For quite sometime, I was rather puzzled by this. It seems like many Christians are only concerned about their own personal needs, and those of their immediate community. Some do better by going beyond their own immediate self and praying for the needs of their church. Others step beyond the church and pray for the government.

But is that enough?

I personally find it a travesty when I am there kneeling by my bed and praying for good grades when an old auntie is collecting cardboard boxes for sale downstairs. I am disturbed that here I am praying for prosperity when child prostitution and poverty is rampant in Cambodia. Once again, I am not dissing the idea of praying for our own needs, but perhaps it's time we rediscover the true purpose of prayer again.

Therefore, it came as a pleasant surprise for me that as I reread the Lord's Prayer, I was struck by something that was at first not apparent to me. The Lord's Prayer (which was taught by Jesus as a model prayer to be emulated) was never meant to be an individualistic, self-serving prayer in the first place.

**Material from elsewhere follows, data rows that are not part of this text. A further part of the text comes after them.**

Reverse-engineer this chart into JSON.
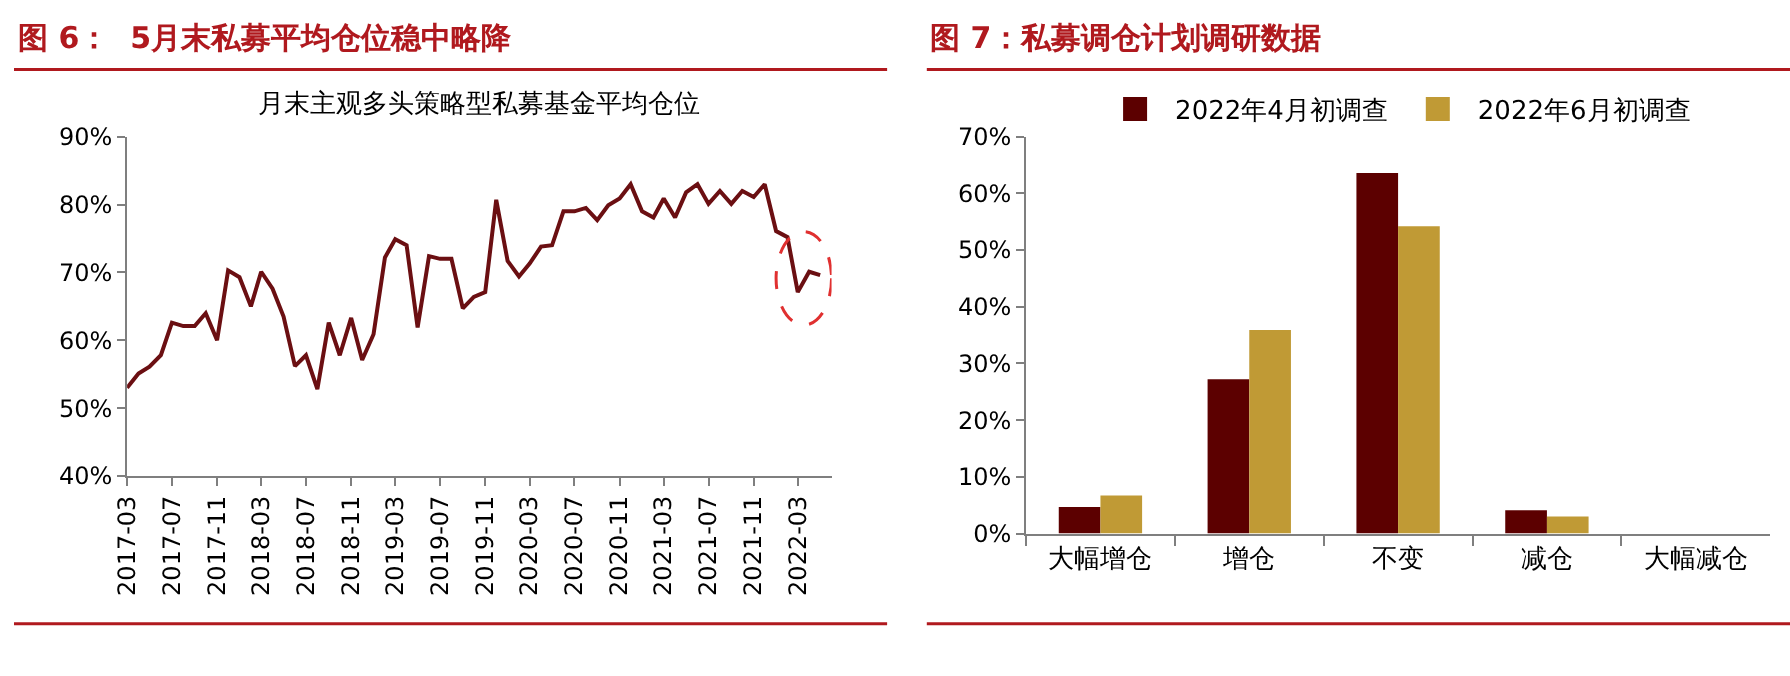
{
  "chart_data": [
    {
      "type": "line",
      "title": "图 6：  5月末私募平均仓位稳中略降",
      "subtitle": "月末主观多头策略型私募基金平均仓位",
      "x": [
        "2017-03",
        "2017-04",
        "2017-05",
        "2017-06",
        "2017-07",
        "2017-08",
        "2017-09",
        "2017-10",
        "2017-11",
        "2017-12",
        "2018-01",
        "2018-02",
        "2018-03",
        "2018-04",
        "2018-05",
        "2018-06",
        "2018-07",
        "2018-08",
        "2018-09",
        "2018-10",
        "2018-11",
        "2018-12",
        "2019-01",
        "2019-02",
        "2019-03",
        "2019-04",
        "2019-05",
        "2019-06",
        "2019-07",
        "2019-08",
        "2019-09",
        "2019-10",
        "2019-11",
        "2019-12",
        "2020-01",
        "2020-02",
        "2020-03",
        "2020-04",
        "2020-05",
        "2020-06",
        "2020-07",
        "2020-08",
        "2020-09",
        "2020-10",
        "2020-11",
        "2020-12",
        "2021-01",
        "2021-02",
        "2021-03",
        "2021-04",
        "2021-05",
        "2021-06",
        "2021-07",
        "2021-08",
        "2021-09",
        "2021-10",
        "2021-11",
        "2021-12",
        "2022-01",
        "2022-02",
        "2022-03",
        "2022-04",
        "2022-05"
      ],
      "series": [
        {
          "color": "#6b0f12",
          "values": [
            53.0,
            55.1,
            56.1,
            57.8,
            62.6,
            62.1,
            62.1,
            64.0,
            60.0,
            70.3,
            69.3,
            65.0,
            70.1,
            67.6,
            63.5,
            56.2,
            57.8,
            52.8,
            62.6,
            57.8,
            63.3,
            57.1,
            60.9,
            72.2,
            74.9,
            74.0,
            61.9,
            72.4,
            72.0,
            72.0,
            64.7,
            66.4,
            67.1,
            80.7,
            71.7,
            69.4,
            71.3,
            73.8,
            74.0,
            79.0,
            79.0,
            79.5,
            77.7,
            79.9,
            80.9,
            83.0,
            79.0,
            78.1,
            80.9,
            78.1,
            81.8,
            83.0,
            80.1,
            82.0,
            80.1,
            82.0,
            81.1,
            83.0,
            76.1,
            75.2,
            67.1,
            70.1,
            69.6
          ]
        }
      ],
      "xlim": [
        "2017-03",
        "2022-06"
      ],
      "xticks": [
        "2017-03",
        "2017-07",
        "2017-11",
        "2018-03",
        "2018-07",
        "2018-11",
        "2019-03",
        "2019-07",
        "2019-11",
        "2020-03",
        "2020-07",
        "2020-11",
        "2021-03",
        "2021-07",
        "2021-11",
        "2022-03"
      ],
      "ylim": [
        40,
        90
      ],
      "yticks": [
        {
          "value": 40,
          "label": "40%"
        },
        {
          "value": 50,
          "label": "50%"
        },
        {
          "value": 60,
          "label": "60%"
        },
        {
          "value": 70,
          "label": "70%"
        },
        {
          "value": 80,
          "label": "80%"
        },
        {
          "value": 90,
          "label": "90%"
        }
      ],
      "grid": false,
      "legend": false,
      "marker": "none",
      "line_style": "solid"
    },
    {
      "type": "bar",
      "title": "图 7：私募调仓计划调研数据",
      "categories": [
        "大幅增仓",
        "增仓",
        "不变",
        "减仓",
        "大幅减仓"
      ],
      "series": [
        {
          "name": "2022年4月初调查",
          "color": "#5c0000",
          "values": [
            4.7,
            27.2,
            63.6,
            4.1,
            0
          ]
        },
        {
          "name": "2022年6月初调查",
          "color": "#c09a35",
          "values": [
            6.7,
            35.9,
            54.2,
            3.0,
            0
          ]
        }
      ],
      "ylim": [
        0,
        70
      ],
      "yticks": [
        {
          "value": 0,
          "label": "0%"
        },
        {
          "value": 10,
          "label": "10%"
        },
        {
          "value": 20,
          "label": "20%"
        },
        {
          "value": 30,
          "label": "30%"
        },
        {
          "value": 40,
          "label": "40%"
        },
        {
          "value": 50,
          "label": "50%"
        },
        {
          "value": 60,
          "label": "60%"
        },
        {
          "value": 70,
          "label": "70%"
        }
      ],
      "grid": false,
      "legend": "top"
    }
  ]
}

Notice how the Prayer begins with "our father in heaven," instead of "my father in heaven". If you don't think this is significant, let's do another contrast. In Matthew 6:11 it says: "Give us this day our daily bread," instead of "give me this day my daily bread." Once again, notice the use of plural nouns rather than singular.

Prayer, it seems, involves not just the individual, but the entire community that is the family, the church and the nation. And considering how the world has globalised and become even more interconnected since Judeo-Christian times, perhaps it's time we incorporate global concerns like climate change and poverty in other countries into our own prayer diet.

After all, as recent events have shown, a financial crisis that started in the other side of the globe can have a cascading effect on the Singapore economy. A terrorist act that led to the collapse of the twin towers in New York eight years ago can embolden terrorists to strike in Singapore as well.

If guided by the right values and principles, prayer can be a powerful force that binds people together towards achieving positive change. For potential beauty queens out there, wishing for world peace might not sound so cheesy after all.